Every other State in the Union -— Pennsylvania, Virginia, both Carolinas, Kentucky, Ohio, Tennessee, Indiana, Louisiana, Alabama, Mississippi, Missouri, Illinois -— gave an undivided vote for Jackson and Calhoun. For the Vice-Presidency Calhoun received one hundred seventy-one votes, out of two hundred sixty-one. There were no scattering or wasted votes except the seven cast for William Smith in Georgia.
In all Tennessee, Adams and Rush obtained fewer than three thousand votes. In many towns every vote was cast for Jackson and Calhoun. A distinguished member of the North Carolina Legislature told me that he happened to enter a Tennessee village in the evening of the last day of the Presidential election of 1828. He found the whole male population out hunting -— the objects of the chase being two of their fellow-citizens. He inquired by what crime these men had rendered themselves so obnoxious to their neighbors, and was informed that they had voted against General Jackson. The village, it appeared, had set its heart upon sending up a unanimous vote for the General, and these two voters had frustrated its desire. As the day wore on, the whiskey flowed more and more freely, and the result was a universal chase after the two voters, with a view to tarring and feathering them. They fled to the woods, however, and were not taken.

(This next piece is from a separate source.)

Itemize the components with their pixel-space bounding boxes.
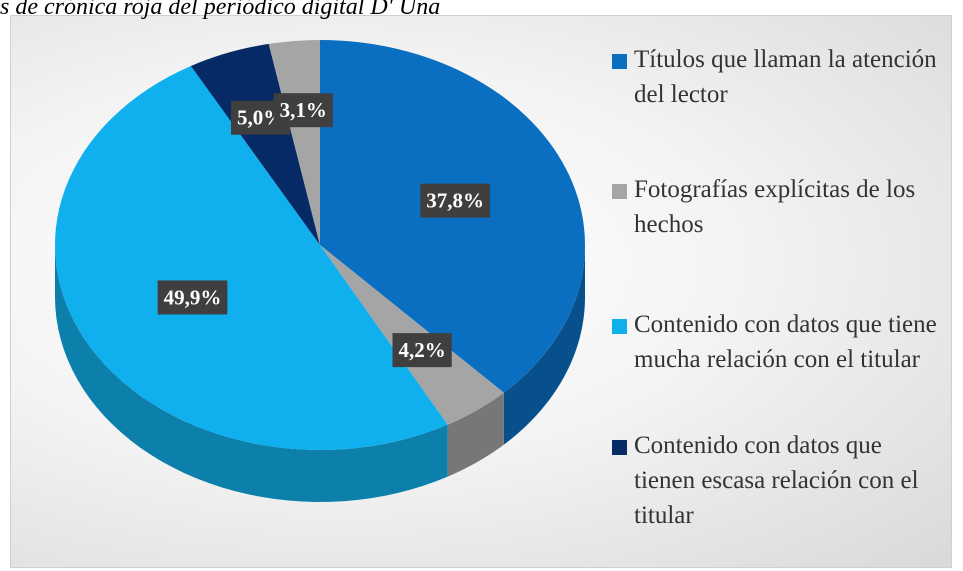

Very many of the supporters of Adams felt, doubtless, as Ezekiel Webster felt, when he wrote to his brother Daniel, in February, 1829:
The people always supported Adams’s cause from a cold sense of duty, and not from any liking of the man. We soon satisfy ourselves that we have discharged our duty to the cause of any man, when we do not entertain for him one personal kind feeling, and cannot, unless we disembowel ourselves, like a trussed turkey, of all that is human nature within us. If there had been at the head of affairs a man of popular character, like Henry Clay, or any man whom we are not compelled by our natures, instincts, and fixed fate to dislike, the result would have been different.”
So the whole country joined at last in the cry, “Hurrah for Jackson!” Some few daring spirits at Hartford, we are told, burned the President-elect in effigy in the evening of the sacred January 8th; but the public indignation was such that the authorities of the city offered a reward of one hundred dollars for the “conviction of the persons engaged in it.” So says the sedate Niles, who also records, in his brief manner, without comment, that General Jackson did not call upon President Adams on his arrival in Washington. The reader knows why he did not. The precious Register of Mr. Niles rescues likewise from oblivion the fact that “General Merkle, of Franklin Market, New York,” sent to General Jackson “a piece of the celebrated ox, Grand Canal, as a suitable tribute of General Merkle’s high respect for the patriotism General Jackson has uniformly displayed in the public service of his country, and hopes at the same time it may arrive to grace his table on March 4th.”
General Merkle had the pleasure of receiving an autograph acknowledgment from General Jackson: “Permit me, sir, to assure you of the gratification which I felt in being enabled to place on my table so fine a specimen of your market, and to offer you my sincere thanks for so acceptable a token of your regard for my character.” “Hurrah for Jackson!” It was the universal cry. Adams would not have written to General Merkle, of Franklin Market, New York, perhaps. Was there a butcher in the Union who did not take the General’s autograph as a personal compliment!